Anna Villarreal (Photo Credit: The Nationals)

Anna Villarreal (Photo Credit: The Nationals)

“Through promoting women’s soccer, we want to make soccer more of a lifestyle,” says Villarreal.  “We want to show people that you can play soccer when you’re five or 55.  Furthermore, we find that promoting women’s soccer isn’t just about playing on the field.  It’s about showcasing these girls off the field as well.  They’re all college educated, smart, funny and sporty. There are lots of things about them that I feel people don’t see.  We want teen girls to look up to them as role models and know that they can reach the next level while playing soccer or other sports.”

For about two years, Villarreal contemplated creating a women’s soccer team, but it wasn’t until September 2012 that she moved ahead with her plan. She has been working tirelessly ever since.  A go-getter by nature, she’s worked on every aspect of her team’s development—from securing partnerships with local and national businesses, to selecting Mark Carr to be the head coach and naming Kelsey Hood as the team captain.

“[Hood] is really intense as an individual,” says Villarreal.  “She’s an awesome soccer player and makes sure that everyone performs at the highest level.  That’s why I chose her.  She was also instrumental in helping me get the girls on the team.”

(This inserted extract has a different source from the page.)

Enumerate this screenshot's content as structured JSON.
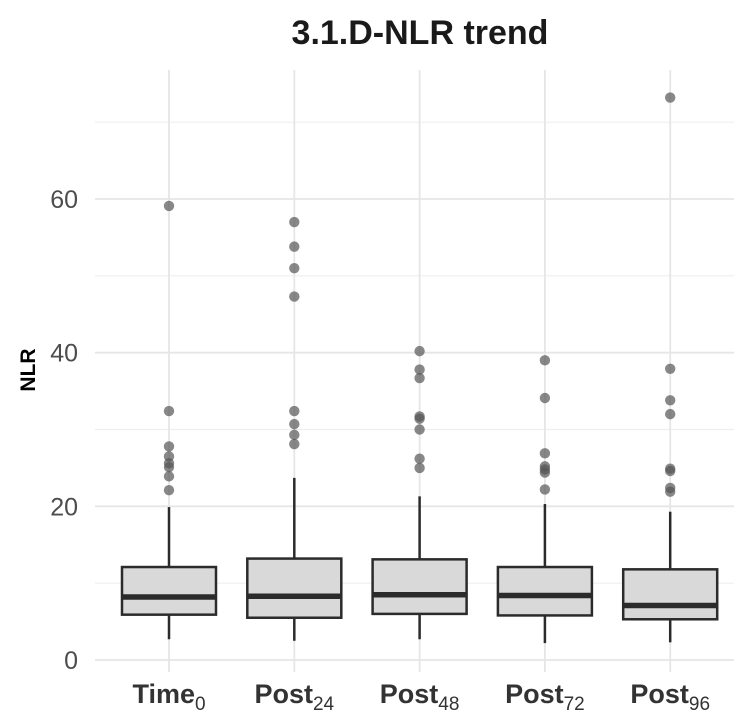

Tryouts concluded last month, and the team is currently practicing for their first match on Saturday, February 16, 2013 against Texas A&M in College Station.  Being the only professional women’s soccer team in the area and an exhibition team, The Nationals are scheduled to play a number of collegiate women’s soccer teams this season.  In the future, they hope to be able to play other professional teams from across the country.

Kelsey Hood (Photo Credit: The Nationals)

Kelsey Hood (Photo Credit: The Nationals)

Two home games are scheduled for this season and will be played at St. Edward’s University.  The first game will be held on Saturday, February 23, 2013 against Monterrey and the second on Friday, March 8, 2013 against St. Edward’s University.

Villarreal believes the first home game will help change people’s perception of soccer.  The Nationals will compete against a Mexican youth national team.

“A team of youth boys, ages 15-16, is the cusp of where the competition can be for adult females,” says Villarreal.  “By bringing them out, we hope to get Hispanic men out to see that our girls can compete against the guys and change perception that way–let them know that we are a legitimate team.”

While her goal is to have the best professional women’s soccer team in the country, charitable giving and community involvement are just as important.  This season, the team will spend time with organizations like GENaustin, Caritas of Austin and the Greater Austin Hispanic Chamber of Commerce.  They hope to connect with the documented refugees seeking assistance from Caritas of Austin through the international sport of soccer, and they hope to show children—especially Hispanic girls—that playing sports helps build self-confidence and keeps you going in school.  By staying in school, these players were able to play soccer at the college level and earn degrees.

The Nationals (Photo Credit: The Nationals)

The Nationals (Photo Credit: The Nationals)

“We have a lot of things we are going to do in the community,” says Villarreal.  “When you meet the girls off the field, you’re going to see them in a different light.  They’re going to be real people that you can have a conversation with and form some kind of acquaintanceship with.”

Villarreal is confident that her team will show the world just how beautiful soccer really is. “Soccer is super technical,” she adds.  ”You have to be so on point and knowledgeable about the game that it can be really beautiful when a team gets to passing around the ball, and they’re stringing together 14 or 15 passes on the field.”

Passionate about providing women with an avenue to succeed as professional athletes and individuals, Villarreal organized The Nationals as an opportunity for women to play professional soccer.  She hopes female athletes who desire to be professional soccer players will one day be able to earn a good living doing it.